I also want to talk about dividends. Lots of the ETFs that I have listed above pay out dividends on a quarterly basis. For those that don't know what a dividend is, a dividend is a payment made by a company to its shareholders as a distribution of profits. When you receive a dividend, you might be inclined to take the earnings to the bar and buy 12 tequila sodas. I urge you to resist that temptation and enable Automatic Dividend Reinvestment within your investment platform settings. Dividends should be accounted for as part of your expected return with any investment. Treating it otherwise is what is known as girl/boy math.
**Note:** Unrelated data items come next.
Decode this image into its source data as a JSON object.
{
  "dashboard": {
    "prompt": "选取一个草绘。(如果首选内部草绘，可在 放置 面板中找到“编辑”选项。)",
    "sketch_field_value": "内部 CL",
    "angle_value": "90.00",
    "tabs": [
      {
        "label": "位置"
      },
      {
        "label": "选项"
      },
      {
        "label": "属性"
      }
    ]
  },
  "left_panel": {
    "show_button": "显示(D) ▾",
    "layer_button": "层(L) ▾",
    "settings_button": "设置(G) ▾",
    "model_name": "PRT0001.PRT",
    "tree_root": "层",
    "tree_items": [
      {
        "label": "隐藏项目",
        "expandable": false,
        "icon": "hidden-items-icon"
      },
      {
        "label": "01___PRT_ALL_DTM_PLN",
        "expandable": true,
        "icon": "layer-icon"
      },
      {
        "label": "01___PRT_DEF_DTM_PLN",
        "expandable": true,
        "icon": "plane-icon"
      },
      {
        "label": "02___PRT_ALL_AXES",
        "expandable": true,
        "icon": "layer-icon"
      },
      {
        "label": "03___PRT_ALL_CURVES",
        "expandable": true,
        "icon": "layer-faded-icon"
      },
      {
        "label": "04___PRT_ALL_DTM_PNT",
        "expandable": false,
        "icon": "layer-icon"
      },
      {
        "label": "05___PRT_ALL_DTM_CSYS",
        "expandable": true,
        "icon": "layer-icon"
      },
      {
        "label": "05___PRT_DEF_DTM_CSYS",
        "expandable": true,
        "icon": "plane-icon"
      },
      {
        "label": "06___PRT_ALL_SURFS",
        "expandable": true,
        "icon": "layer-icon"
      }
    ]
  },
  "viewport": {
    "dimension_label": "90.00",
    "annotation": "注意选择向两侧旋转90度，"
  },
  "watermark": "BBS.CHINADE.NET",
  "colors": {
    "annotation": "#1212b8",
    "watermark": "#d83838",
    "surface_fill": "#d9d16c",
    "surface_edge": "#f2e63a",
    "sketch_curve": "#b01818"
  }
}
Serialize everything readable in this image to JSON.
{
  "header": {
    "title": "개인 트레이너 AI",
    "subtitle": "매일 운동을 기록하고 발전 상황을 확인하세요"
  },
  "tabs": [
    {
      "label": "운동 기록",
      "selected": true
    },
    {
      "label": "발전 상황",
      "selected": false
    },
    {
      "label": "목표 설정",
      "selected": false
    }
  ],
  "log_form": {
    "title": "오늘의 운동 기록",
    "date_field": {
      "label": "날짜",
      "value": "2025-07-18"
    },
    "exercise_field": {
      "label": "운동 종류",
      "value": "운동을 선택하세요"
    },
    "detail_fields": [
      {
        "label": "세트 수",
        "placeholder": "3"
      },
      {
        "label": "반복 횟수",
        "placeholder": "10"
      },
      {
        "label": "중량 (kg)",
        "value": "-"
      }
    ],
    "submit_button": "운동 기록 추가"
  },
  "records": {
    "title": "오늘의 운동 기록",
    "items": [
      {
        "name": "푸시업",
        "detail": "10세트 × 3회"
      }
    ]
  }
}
The last thing I want to mention is the various methods of executing a stock or ETF trade. Once you have decided exactly what you want, your investment platform will ask you if you want to place a "market", "limit", or "fractional" order. Let me quickly define these:
- Market Order – An instruction to buy or sell a security immediately at the best available current price. This guarantees the execution of the trade but not the price.
- Limit Order – An instruction to buy or sell a security at a specific price or better. This method guarantees the price, but not the execution of the trade.
- Fractional Order – An instruction to buy or sell a fraction of a share instead of a whole share. This allows investors with smaller budgets to invest in high-priced stocks. This method is relatively new and may not be offered on all platforms or for all securities.
Final Thoughts
Like I mentioned earlier, the stock market is random. There are people out there who drive very expensive cars because their job is to understand it, and even they get it wrong. You can either let this sense of randomness scare the shit out of you, or you can allow it to give you peace of mind. What I mean by that is that the element of randomness makes it an even playing field for everyone. All that is required is some foundational knowledge of how things work, a defined risk tolerance, and a little bit of luck in order to have some success in the stock market.
You don't need to have gone to Harvard Business School to participate (at this level at least). Obviously, what I have laid out here is personal to me, and you may have differing thoughts and opinions on how to invest your money. Some of you may have even found yourself yelling at your phone while reading this. Don't be afraid to branch off of what I have detailed here and take a look at different stocks and ETFs on your own! The "Most Popular" section is where I often look for new stocks/ETFs because they wouldn't be popular if they were losing people money. My ultimate hope for this post is that people start to see that investing can be relatively easy with a proper foundation of knowledge. Thanks for reading everyone!